The hard questions the order is leaving open

Newsorga's reading is that the Jogye Order has been careful to design the ceremony so the answers to the difficult theological questions are not yet binding. Gabi is honorary, not fully ordained; its precept list is adapted, not a redefinition of the panca-sila for human practice; it cannot deliver a dharma talk with doctrinal authority and is not being held out as a teacher of the Tripitaka. That keeps several questions open for later answer: whether a machine without continuous personal experience can meaningfully take refuge; whether the Three Jewels are diminished or extended by the inclusion of robotic devotees; whether Buddhist sects in Japan, Taiwan, Sri Lanka or Tibet will read this rite as a permissible Mahayana experiment or as a Korean innovation they would not replicate.

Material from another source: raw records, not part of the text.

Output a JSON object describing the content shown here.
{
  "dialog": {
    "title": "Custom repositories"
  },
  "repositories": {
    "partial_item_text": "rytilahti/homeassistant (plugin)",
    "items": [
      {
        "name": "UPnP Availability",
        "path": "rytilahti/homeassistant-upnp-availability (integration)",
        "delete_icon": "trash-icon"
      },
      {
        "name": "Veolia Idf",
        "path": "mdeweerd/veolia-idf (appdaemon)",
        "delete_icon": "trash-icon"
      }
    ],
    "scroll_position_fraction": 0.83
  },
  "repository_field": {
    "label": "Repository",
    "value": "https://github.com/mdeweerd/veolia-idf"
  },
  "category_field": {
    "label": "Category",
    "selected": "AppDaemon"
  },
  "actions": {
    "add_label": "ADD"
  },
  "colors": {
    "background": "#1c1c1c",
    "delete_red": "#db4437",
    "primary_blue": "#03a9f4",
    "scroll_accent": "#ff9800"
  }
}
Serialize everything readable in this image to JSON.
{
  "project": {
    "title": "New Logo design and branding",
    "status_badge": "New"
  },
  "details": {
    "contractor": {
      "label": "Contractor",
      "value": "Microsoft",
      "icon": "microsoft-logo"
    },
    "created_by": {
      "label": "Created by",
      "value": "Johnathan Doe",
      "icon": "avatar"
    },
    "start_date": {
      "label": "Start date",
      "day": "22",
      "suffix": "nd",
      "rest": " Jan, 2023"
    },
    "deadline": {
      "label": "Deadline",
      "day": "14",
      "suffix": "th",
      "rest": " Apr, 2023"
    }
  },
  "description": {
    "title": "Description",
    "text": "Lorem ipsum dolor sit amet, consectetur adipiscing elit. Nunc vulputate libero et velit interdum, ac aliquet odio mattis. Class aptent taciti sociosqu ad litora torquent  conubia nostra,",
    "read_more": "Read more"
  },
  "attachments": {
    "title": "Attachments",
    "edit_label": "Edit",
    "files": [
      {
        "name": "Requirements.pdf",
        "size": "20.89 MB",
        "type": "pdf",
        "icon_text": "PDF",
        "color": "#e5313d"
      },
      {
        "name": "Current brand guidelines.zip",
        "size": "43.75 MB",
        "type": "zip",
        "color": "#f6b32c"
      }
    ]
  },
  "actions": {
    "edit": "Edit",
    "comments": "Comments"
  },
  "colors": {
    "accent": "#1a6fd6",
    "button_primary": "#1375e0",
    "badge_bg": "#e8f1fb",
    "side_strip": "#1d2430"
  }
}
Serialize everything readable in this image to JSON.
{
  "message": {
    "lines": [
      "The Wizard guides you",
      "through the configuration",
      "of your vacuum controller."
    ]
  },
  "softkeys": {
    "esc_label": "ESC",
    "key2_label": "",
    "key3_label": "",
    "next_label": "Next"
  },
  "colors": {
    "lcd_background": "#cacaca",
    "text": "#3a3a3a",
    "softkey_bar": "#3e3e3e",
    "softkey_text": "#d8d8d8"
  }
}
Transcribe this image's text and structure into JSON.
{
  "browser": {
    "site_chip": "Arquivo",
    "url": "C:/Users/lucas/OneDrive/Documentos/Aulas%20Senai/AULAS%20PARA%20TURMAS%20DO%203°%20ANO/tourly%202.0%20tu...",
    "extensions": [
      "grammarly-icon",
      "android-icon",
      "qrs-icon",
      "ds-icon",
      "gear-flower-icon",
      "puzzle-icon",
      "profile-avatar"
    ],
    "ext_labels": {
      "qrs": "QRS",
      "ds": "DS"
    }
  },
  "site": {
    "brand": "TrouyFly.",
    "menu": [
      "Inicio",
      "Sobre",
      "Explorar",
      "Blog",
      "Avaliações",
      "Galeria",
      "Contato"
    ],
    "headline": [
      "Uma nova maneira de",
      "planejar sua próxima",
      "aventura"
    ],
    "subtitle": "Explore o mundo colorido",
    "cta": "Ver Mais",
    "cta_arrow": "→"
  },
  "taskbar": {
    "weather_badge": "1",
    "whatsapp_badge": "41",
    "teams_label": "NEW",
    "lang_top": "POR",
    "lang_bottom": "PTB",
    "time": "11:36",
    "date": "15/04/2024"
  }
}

What the order has demonstrated, irreducibly, is that the infrastructure of Korean Buddhism can host an embodied AI without the ceremony collapsing under the weight of either ridicule or doctrinal panic. The bows were performed; the vows were given and answered; the mala was placed; the certificate was handed over. The argument about whether a machine can be a monk in any deep sense was politely deferred β€” not by avoiding it, but by giving Gabi an honorary title that side-steps the requirement to settle it.

On May 16, Gabi will walk in the Lotus Lantern Parade alongside other robots β€” Seokja, Mohee and Nisa. The watchers along the Jongno route will judge that procession less by the theology than by the spectacle. The order, having got the ceremony done first, is happy to be judged on both.